Takara, 14 rue Molière, 75001 PARIS

Le Takara n’est le meilleur nulle part, mais il est bon de partout.

Parmi tous les restaurants où je suis allée, le Takara est celui que je conseillerais en premier à ceux qui veulent découvrir la cuisine japonaise. Il propose de nombreux plats traditionnels japonais : sushi, sashimis, unagi no kabayaki, sukiyaki, shabu-shabu… Et contrairement à ce qu’on pourrait craindre en voyant leur carte très variée, tout est réussi. C’est parfait si on ne sait pas quoi choisir, ou si on est nombreux et qu’on veut contenter les goûts de chacun.
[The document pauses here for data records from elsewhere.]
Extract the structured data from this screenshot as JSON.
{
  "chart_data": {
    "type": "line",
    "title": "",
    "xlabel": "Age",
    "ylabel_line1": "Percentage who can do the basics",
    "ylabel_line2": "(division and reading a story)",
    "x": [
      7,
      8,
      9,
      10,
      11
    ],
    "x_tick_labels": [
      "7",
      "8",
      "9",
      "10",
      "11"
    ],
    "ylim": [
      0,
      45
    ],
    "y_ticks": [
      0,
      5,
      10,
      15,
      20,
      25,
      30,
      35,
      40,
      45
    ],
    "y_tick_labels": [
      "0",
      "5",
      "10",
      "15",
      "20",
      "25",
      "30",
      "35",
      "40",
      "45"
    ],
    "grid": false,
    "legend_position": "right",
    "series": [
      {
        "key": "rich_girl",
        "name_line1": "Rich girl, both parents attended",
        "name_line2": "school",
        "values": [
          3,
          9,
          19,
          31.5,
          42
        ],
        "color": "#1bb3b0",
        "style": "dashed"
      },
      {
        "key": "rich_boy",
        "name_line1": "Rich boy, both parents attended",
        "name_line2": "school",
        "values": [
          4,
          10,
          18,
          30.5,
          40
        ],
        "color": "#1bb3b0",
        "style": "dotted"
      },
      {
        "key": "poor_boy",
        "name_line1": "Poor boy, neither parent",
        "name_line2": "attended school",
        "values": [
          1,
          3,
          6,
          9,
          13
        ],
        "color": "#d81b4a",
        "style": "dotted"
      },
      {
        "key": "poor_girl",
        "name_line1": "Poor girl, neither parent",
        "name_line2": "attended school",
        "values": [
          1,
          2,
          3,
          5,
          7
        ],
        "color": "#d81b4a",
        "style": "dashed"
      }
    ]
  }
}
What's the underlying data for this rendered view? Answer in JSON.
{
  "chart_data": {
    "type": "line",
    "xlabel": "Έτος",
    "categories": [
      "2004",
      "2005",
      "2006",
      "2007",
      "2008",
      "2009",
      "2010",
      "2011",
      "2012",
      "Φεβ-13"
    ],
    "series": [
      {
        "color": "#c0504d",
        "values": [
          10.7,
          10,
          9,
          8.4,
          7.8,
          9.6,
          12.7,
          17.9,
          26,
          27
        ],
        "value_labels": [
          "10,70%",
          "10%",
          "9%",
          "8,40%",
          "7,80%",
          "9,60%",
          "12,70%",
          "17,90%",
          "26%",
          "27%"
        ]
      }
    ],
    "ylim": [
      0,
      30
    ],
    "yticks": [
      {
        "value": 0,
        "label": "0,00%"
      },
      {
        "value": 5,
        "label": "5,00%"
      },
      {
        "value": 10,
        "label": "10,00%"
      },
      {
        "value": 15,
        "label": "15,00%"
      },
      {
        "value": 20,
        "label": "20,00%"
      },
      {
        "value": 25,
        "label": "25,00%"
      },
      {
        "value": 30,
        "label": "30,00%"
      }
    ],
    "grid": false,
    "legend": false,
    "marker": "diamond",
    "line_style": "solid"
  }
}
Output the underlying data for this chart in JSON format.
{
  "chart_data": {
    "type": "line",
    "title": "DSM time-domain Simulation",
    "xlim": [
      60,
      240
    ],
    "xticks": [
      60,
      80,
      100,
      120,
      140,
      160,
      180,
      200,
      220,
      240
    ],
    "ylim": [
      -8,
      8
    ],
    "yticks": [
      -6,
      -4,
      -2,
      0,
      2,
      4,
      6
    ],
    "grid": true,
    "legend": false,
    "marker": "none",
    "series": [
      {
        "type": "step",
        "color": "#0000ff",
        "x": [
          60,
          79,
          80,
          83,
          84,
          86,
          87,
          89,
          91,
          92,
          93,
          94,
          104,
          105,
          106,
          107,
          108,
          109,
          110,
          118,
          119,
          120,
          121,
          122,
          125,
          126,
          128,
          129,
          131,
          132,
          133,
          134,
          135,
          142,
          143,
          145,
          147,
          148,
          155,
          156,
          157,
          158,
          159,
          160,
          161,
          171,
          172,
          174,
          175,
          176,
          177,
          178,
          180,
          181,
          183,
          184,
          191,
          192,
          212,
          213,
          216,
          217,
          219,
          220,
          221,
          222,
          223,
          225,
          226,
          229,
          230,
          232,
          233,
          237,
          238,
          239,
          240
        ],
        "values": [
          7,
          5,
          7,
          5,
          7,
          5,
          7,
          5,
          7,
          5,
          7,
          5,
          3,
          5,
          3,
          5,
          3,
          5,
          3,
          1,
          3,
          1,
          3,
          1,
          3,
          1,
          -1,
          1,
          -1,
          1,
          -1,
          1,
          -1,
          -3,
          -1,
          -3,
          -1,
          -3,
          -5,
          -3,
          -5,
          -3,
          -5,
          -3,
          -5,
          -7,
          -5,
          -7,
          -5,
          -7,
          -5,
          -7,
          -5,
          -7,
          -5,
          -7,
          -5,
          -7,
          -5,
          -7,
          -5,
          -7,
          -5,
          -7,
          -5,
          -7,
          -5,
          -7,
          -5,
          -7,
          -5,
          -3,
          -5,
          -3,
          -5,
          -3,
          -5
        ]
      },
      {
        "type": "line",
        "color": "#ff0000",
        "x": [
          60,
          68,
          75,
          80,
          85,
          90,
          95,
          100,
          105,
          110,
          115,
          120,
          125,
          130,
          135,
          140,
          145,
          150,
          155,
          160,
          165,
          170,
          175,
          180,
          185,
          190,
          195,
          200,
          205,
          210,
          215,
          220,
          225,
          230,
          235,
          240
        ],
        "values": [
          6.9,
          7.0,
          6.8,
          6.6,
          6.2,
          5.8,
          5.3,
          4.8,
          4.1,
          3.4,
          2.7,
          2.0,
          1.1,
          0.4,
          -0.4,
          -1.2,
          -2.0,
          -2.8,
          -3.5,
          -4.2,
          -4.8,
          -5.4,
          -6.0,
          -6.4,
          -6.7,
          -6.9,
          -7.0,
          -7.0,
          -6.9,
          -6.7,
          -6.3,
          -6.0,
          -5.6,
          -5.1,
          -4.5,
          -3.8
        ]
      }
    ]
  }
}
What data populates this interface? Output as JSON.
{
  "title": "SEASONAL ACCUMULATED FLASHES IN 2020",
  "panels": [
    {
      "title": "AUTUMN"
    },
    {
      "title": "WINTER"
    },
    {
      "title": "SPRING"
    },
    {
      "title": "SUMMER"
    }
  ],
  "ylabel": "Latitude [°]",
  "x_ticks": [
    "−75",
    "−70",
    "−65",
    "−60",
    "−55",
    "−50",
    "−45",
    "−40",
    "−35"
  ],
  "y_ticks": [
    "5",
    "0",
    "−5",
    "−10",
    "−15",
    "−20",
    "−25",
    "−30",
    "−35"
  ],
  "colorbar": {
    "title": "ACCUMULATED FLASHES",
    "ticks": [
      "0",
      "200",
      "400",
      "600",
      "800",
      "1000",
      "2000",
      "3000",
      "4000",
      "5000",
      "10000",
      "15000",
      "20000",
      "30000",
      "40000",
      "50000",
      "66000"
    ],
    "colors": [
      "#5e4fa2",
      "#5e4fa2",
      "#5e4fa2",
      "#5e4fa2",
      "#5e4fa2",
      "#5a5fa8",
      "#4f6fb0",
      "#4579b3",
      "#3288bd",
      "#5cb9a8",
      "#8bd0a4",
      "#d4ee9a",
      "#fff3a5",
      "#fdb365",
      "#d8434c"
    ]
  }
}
De plus, le cadre est magnifique, avec une décoration traditionnelle en bois, et le service attentionné et discret.

Pour une première fois (ou si vous avez un gros appétit), essayez le menu shabu-shabu ou sukiyaki qui vous permettra aussi de découvrir sashimis et tempura. Sinon, à la carte, j’aime particulièrement leur aubergine au miso. Côté boisson, ils ont des apéritifs sympathiques à base de mandarine, yuzu, et aussi de l’umeshu.

Les prix sont élevés, comme on peut s’y attendre dès qu’il s’agit de shabu-shabu : 58€/personne le soir, 56€ pour le sukiyaki. Le prix à payer pour quantité et qualité (même pâtisserie au matcha était excellente). Pour les petits estomacs, mieux vaut commander à la carte. Les prix sont plus abordables le midi, les menus passent à moins de 45€ (valable aussi le samedi).


TAKARA
14 rue Molière 75001 PARIS
Site web : http://www.takara-paris.com/

Takara / Entrées

Sashimis en entrée du menu « shabu-shabu » (en haut à droite) et plats à la carte

Takara2

Reste du menu shabu-shabu et unagi-don (en bas à droite).

Jipangue, 96 Rue La Boétie, 75008 Paris

Jipangue (2)

(Encore une découverte via le blog cecj2 !)

Le Jipangue est un de mes restaurants préférés, à faire en famille ou entre amis pour son superbe barbecue coréen. Il est servi avec du kimchi et du soja mariné. Le chef, japonais, fait aussi de très bons sushis pressés (une spécialité du Kansai) et des negitoro-makis. C’est du thon gras haché finement avec de la ciboule, un peu comme un tartare.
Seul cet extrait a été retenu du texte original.